Пхичит не отвечает, терпеливо, шаг за шагом, дотаскивая живую ношу до комнаты; только пожимает плечами насколько возможно, выражая что-то в духе «а мне-то откуда знать?».
— Знаешь… я могу пойти.
Таец даже останавливается, заинтересованный таким высказыванием.
— Если ты не будешь меня снимать.
И разочаровано вздыхает. Чуланонт практически чувствует, как одну половину ягодицы зазывно натирает лежащий в заднем кармане телефон, а другую — пара злополучных конфет с ликером, которые он в порыве справедливого гнева отобрал у тренера и друга, когда застукал их деяния.
— Между прочим, я висну на тебе, только чтобы у тебя руки заняты были, — нахально заявляет японец. Вот спасибо, лучший друг. — У тебя есть еще конфетка?
— Думаю, тебе хватит, — даже без «думаю»: Кацуки действительно хватит алкоголя, он не из тех, кто может посоревноваться в крепкой выдержке организма.
— Да ладно тебе, Пхчх… Пчич… Чулнан…
Пхичит быстро понимает, что добром это пьяная попытка высказать его сложное имя не кончится, и поспешно говорит, не поспевая:
— О боже, Юри…
— Апчхи-кун.
Лучшее.
За всю его жизнь, в которой тайское имя кто только не коверкал.
— Не общайся со мной больше никогда, — в порыве просит Чуланонт и как следует встряхивает японца, надеясь, что тот язык себе хотя бы прикусит и перестанет так много болтать заплетающимся языком.
Тот, на удивление, даже не ругается и не злится, только тянет жалобно вновь:
— Ну, у тебя же есть конфетка?..
И впервые заглядывает в глаза пьяным шоколадным взглядом, нарочно вставая напротив тайца, упираясь ладонями в плечи, чтобы не упасть, — сам на ногах едва держится, — и преграждая путь. Пхичит явственно различает выделившийся на оливковой коже румянец и нездоровые искорки в глазах, а японец только глядит умоляюще и хлопает ресницами попеременно.

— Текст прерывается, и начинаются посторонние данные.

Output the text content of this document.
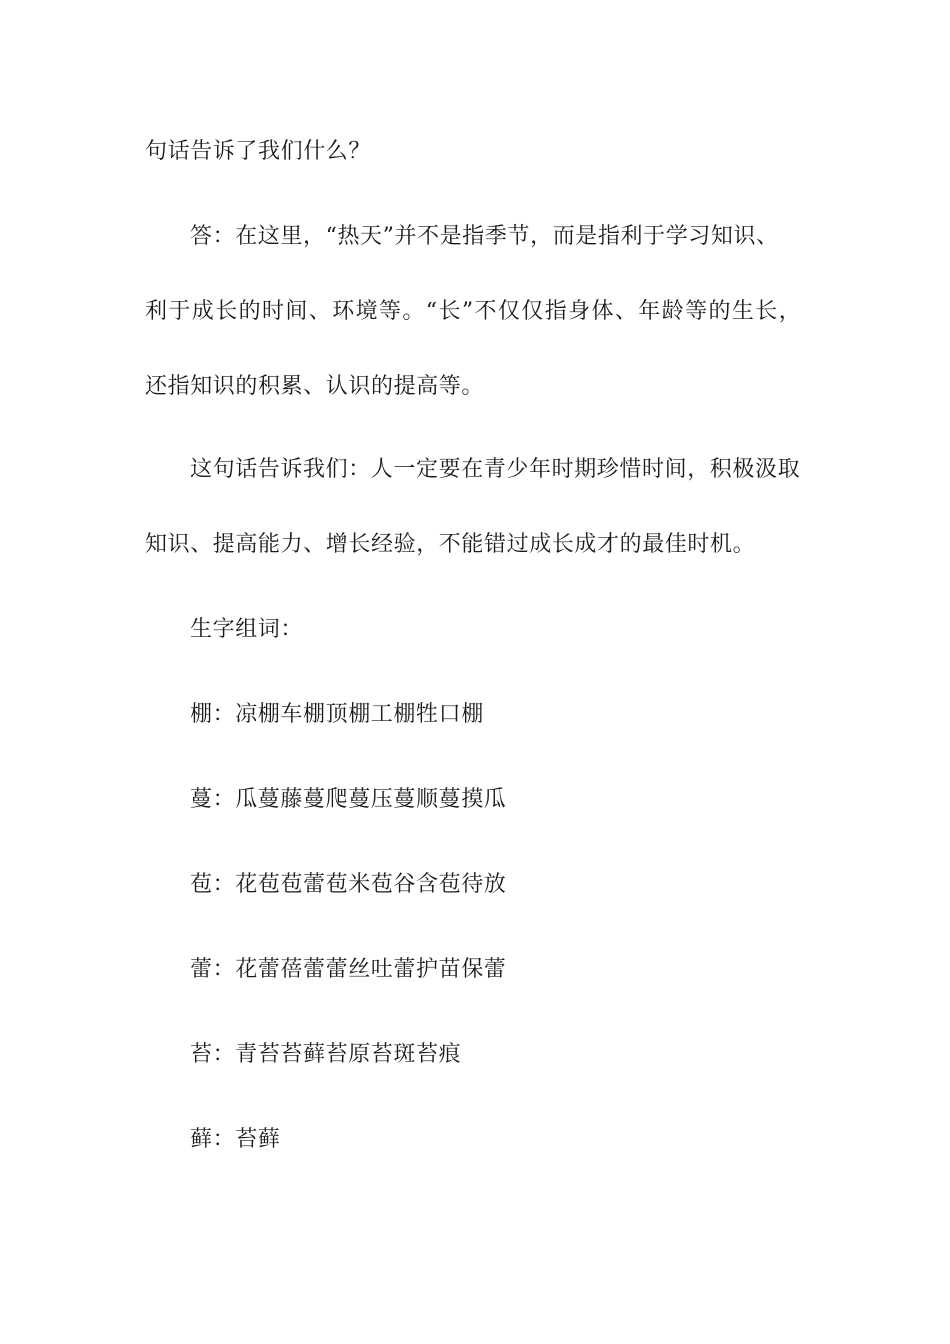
句话告诉了我们什么？
答：在这里，“热天”并不是指季节，而是指利于学习知识、
利于成长的时间、环境等。“长”不仅仅指身体、年龄等的生长，
还指知识的积累、认识的提高等。
这句话告诉我们：人一定要在青少年时期珍惜时间，积极汲取
知识、提高能力、增长经验，不能错过成长成才的最佳时机。
生字组词：
棚：凉棚车棚顶棚工棚牲口棚
蔓：瓜蔓藤蔓爬蔓压蔓顺蔓摸瓜
苞：花苞苞蕾苞米苞谷含苞待放
蕾：花蕾蓓蕾蕾丝吐蕾护苗保蕾
苔：青苔苔藓苔原苔斑苔痕
藓：苔藓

— У меня нет, — врет таец и старается смотреть как можно убедительнее.
Кацуки склоняет голову набок, гуляет взглядом по его лицу, словно в мимике пытается разглядеть ложь или истину, а потом тянет мечтательную улыбку. Пхичит сначала не понимает причины такой радости, да и потом не понимает, но чувствует, как руки Кацуки соскальзывают с плеч по грудине, крепко обнимают его за талию, а ладони скользят по обтянутой рубашкой пояснице — и ниже. Его даже трясет от этого резкого ласкового жеста, пробивает заметной дрожью, и таец неосознанно упирается руками в грудь, отталкивая.
— Ю-юри!
Но Кацуки только ухмыляется самодовольно и залезает обеими руками в задний карман. «Конфеты!» — мучительно думает Пхичит, совершенно точно угадывая намерения разошедшегося парня. «Телефон!» — вопит его сознание, когда японец неаккуратно теребит пальцами смартфон в попытках обнаружить местонахождение конфет. Он находит их, достает неаккуратно, и одна конфета выпадает из пальцев под тихое японское ругательство.
Кацуки упирается щекой в грудь Пхичиту и сопит недовольно, когда Чуланонт пытается выхватить уже открытую конфету; ему приходится всячески выкручивать чужую руку, чтобы ослабить хватку, и выслушать парочку нелестных комментариев. Он подумывает выкинуть конфету куда подальше, чтобы у Юри не было никакого желания сопротивляться, но в последний момент вспоминает, что мусорить — вообще нехорошо, а еще пьяный Кацуки черт его знает, на что способен, может и с пола подобрать.
Поэтому не придумывает ничего лучше, чем съесть самому.
Конечно, для этого приходится постараться, потому что Кацуки держит его за руку, когда Пхичит почти кладет сладость в рот, он даже бьет себя конфетой с ликером по лицу и размазывает подтаявший шоколад по губам, потому что они дергают его предплечье каждый в свою сторону и никак не могут перетянуть.
В конце концов конфету он раздавливает, перестаравшись в шуточной перепалке, ликер течет по измазанным в шоколаде пальцам, и Юри провожает его таким разочарованным взглядом; Чуланонт пользуется этой заминкой и наконец-то вкушает вкус шоколада.
Горький. Пхичит точно знает, что Юри любит молочный шоколад с орешками, поэтому ему и не понравилась конфета.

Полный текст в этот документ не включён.